Tesla announced a record-breaking number of fourth quarter deliveries on Wednesday, stating that it made homes for 90,700 vehicles since September. Despite the increase, shareholders felt a certain unsteadiness as stock prices declined and investors expressed their disappointment over failed expectations to close out the year.
Of the 90,700 vehicles delivered, Tesla produced 86,555 during Q4. This represents an overflow from previous quarters totaling 4,145 cars, or 4.6 percent of all deliveries. It’s not clear if the leftovers were Model 3s from Q3, or if there were a number of Model S or X vehicles allocated to customers. Unsurprisingly, the Model 3 took the lead by comprising nearly 70 percent of all deliveries made during the quarter. The breakdown is as follows:
- 63,150 Model 3 (an increase of 13 percent over Q3)
- 14,050 Model X
- 13,500 Model S
Just before the holidays, CEO Elon Musk announced on Twitter that Tesla had released all pending vehicles for sale where owners could not take delivery before the end of the year. The announcement came as part of a push by Tesla to move as many vehicles as the automaker could before the $7,500 tax credit was slashed in half at the end of 2018. Tesla says that another 2,907 vehicles (an additional 3.2 percent) were en route to customers at the closing of 2018, a potential $10.9 million burn for Tesla if all units were promised year-end delivery.
In total, Tesla has delivered a total of 245,240 vehicles to customers since its launch. This includes 145,846 Model 3s and a total 99,394 units of Model S and X combined. Nearly half of all deliveries took place in fiscal year 2018, making it the largest year for Tesla growth on record.

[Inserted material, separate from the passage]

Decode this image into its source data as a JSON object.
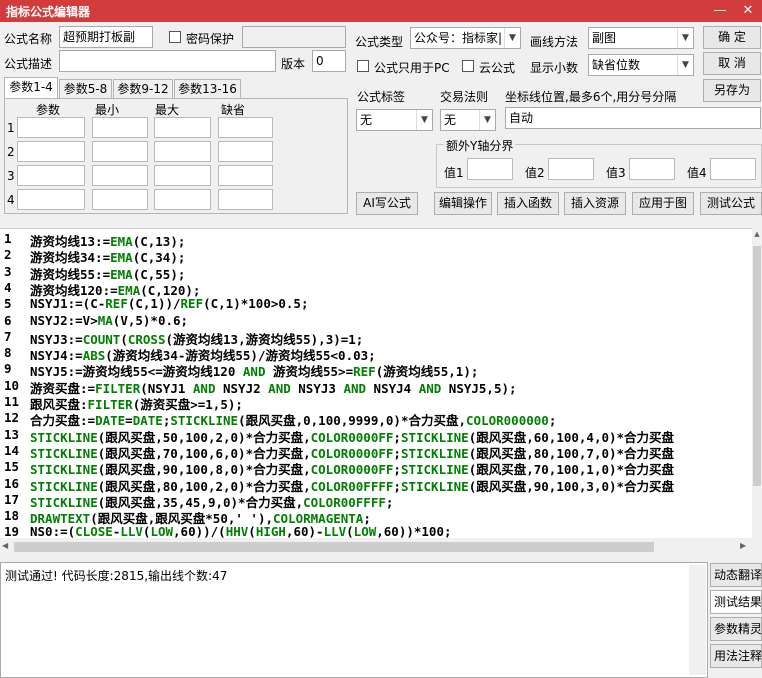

Shareholders, however, weren’t necessarily impressed with the growth. During morning trading, stocks fell nearly 8.7 percent from Tuesday’s closing of $332.80, sliding to a floor of $303.96. Shares have recovered slightly during normal daily trading. Gene Munster, founder of Luop Ventures, spoke with CNBC regarding losses, stating that the financial firm still believes that there are production issues in play that are limiting the number of potential deliveries.
Furthermore, Luop Ventures doubled-down on its belief that the number of deliveries is not tied to demand (or rather, lack thereof) in a company-issued statement. The firm went on to state that it believes Tesla demand is instead tied to financial incentives such as the EV tax credit which will be eliminated by the end of 2019. Munster believes that through lower-priced configurations and European demand, Tesla will be able to continue to grow steadily during 2019.
For some, the sliding shares are a signal for disappointment, but for others, it’s just an average opportunity to buy the dip on Tesla’s fiscal roller coaster.